Local pottery production started during the Neolithic age, featuring peculiar characteristics that evolved during the Nuragic age. Neolithic pottery productions explored the female body, rounded also in pottery production, being a representation of the Mother goddess. Nuragic pottery featured simple and stylized designs, a tribute to the strength of war.
 
In the following ages, the regular exchange of imported pottery, linked to the interaction of different cultures with Sardinia, made it difficult to define what local production really was, since production became a self-sufficient expression of modern age, only when stylistic features and technical procedures were define and kept unchanged until recent times.
 
For instance, terracotta was slipped and glazed. Few and functional models were lathe-crafted: pitchers, marigas, containers, sciveddas, pans, pingiadas, flasks, frascus, bowls, discus, and other types of pots and pouring receptacles.
 
The setting is rural and pastoral.
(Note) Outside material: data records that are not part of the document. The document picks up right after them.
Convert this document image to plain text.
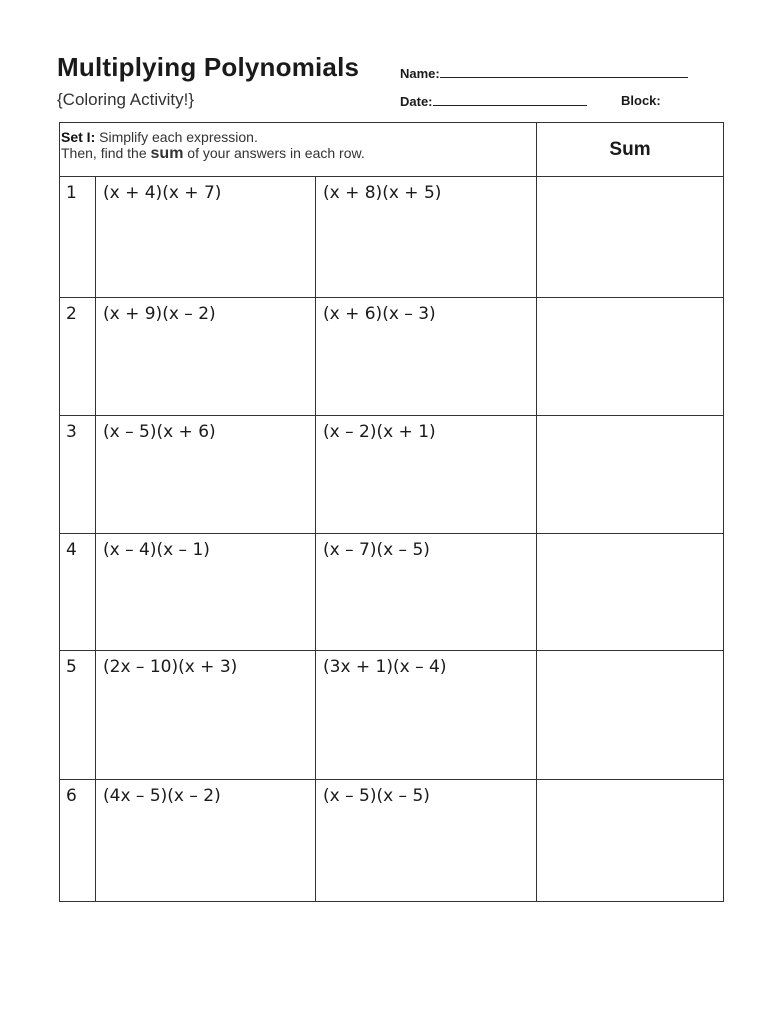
Multiplying Polynomials
{Coloring Activity!}
Name:
Date:	Block:
Set I: Simplify each expression.
Then, find the sum of your answers in each row.			Sum
1	(x + 4)(x + 7)	(x + 8)(x + 5)	
2	(x + 9)(x – 2)	(x + 6)(x – 3)	
3	(x – 5)(x + 6)	(x – 2)(x + 1)	
4	(x – 4)(x – 1)	(x – 7)(x – 5)	
5	(2x – 10)(x + 3)	(3x + 1)(x – 4)	
6	(4x – 5)(x – 2)	(x – 5)(x – 5)	
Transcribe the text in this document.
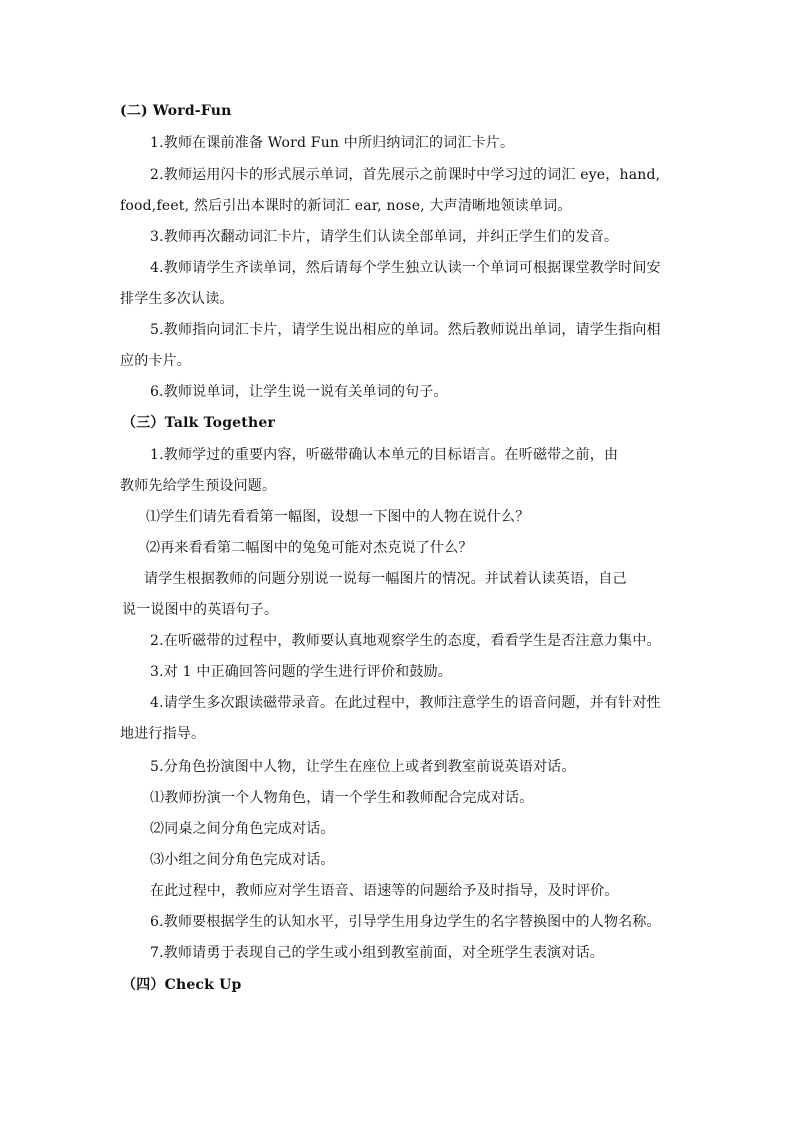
(二) Word-Fun
1.教师在课前准备 Word Fun 中所归纳词汇的词汇卡片。
2.教师运用闪卡的形式展示单词，首先展示之前课时中学习过的词汇 eye，hand,
food,feet, 然后引出本课时的新词汇 ear, nose, 大声清晰地领读单词。
3.教师再次翻动词汇卡片，请学生们认读全部单词，并纠正学生们的发音。
4.教师请学生齐读单词，然后请每个学生独立认读一个单词可根据课堂教学时间安
排学生多次认读。
5.教师指向词汇卡片，请学生说出相应的单词。然后教师说出单词，请学生指向相
应的卡片。
6.教师说单词，让学生说一说有关单词的句子。
（三）Talk Together
1.教师学过的重要内容，听磁带确认本单元的目标语言。在听磁带之前，由
教师先给学生预设问题。
⑴学生们请先看看第一幅图，设想一下图中的人物在说什么？
⑵再来看看第二幅图中的兔兔可能对杰克说了什么？
请学生根据教师的问题分别说一说每一幅图片的情况。并试着认读英语，自己
说一说图中的英语句子。
2.在听磁带的过程中，教师要认真地观察学生的态度，看看学生是否注意力集中。
3.对 1 中正确回答问题的学生进行评价和鼓励。
4.请学生多次跟读磁带录音。在此过程中，教师注意学生的语音问题，并有针对性
地进行指导。
5.分角色扮演图中人物，让学生在座位上或者到教室前说英语对话。
⑴教师扮演一个人物角色，请一个学生和教师配合完成对话。
⑵同桌之间分角色完成对话。
⑶小组之间分角色完成对话。
在此过程中，教师应对学生语音、语速等的问题给予及时指导，及时评价。
6.教师要根据学生的认知水平，引导学生用身边学生的名字替换图中的人物名称。
7.教师请勇于表现自己的学生或小组到教室前面，对全班学生表演对话。
（四）Check Up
They are objects of daily use, for the transportation and and storage of water, baking, the preparation of desserts and food products. Yet, embellishments and expressive characterizations are also used. The festive versions are used during solemn occasions, anniversaries, rituals, and are part of the set of votive tools. They are made by the most skilled figuli, using graphite and decorated with plastic additions, plant motifs and the figures of saints and other religious and good-luck symbols.
 
 
These productions that belong to the local material culture, together with the productions of other sectors such as hand-made weaving, jewelry, carving and basket weaving, share a secret language, and intimate and evocative jargon.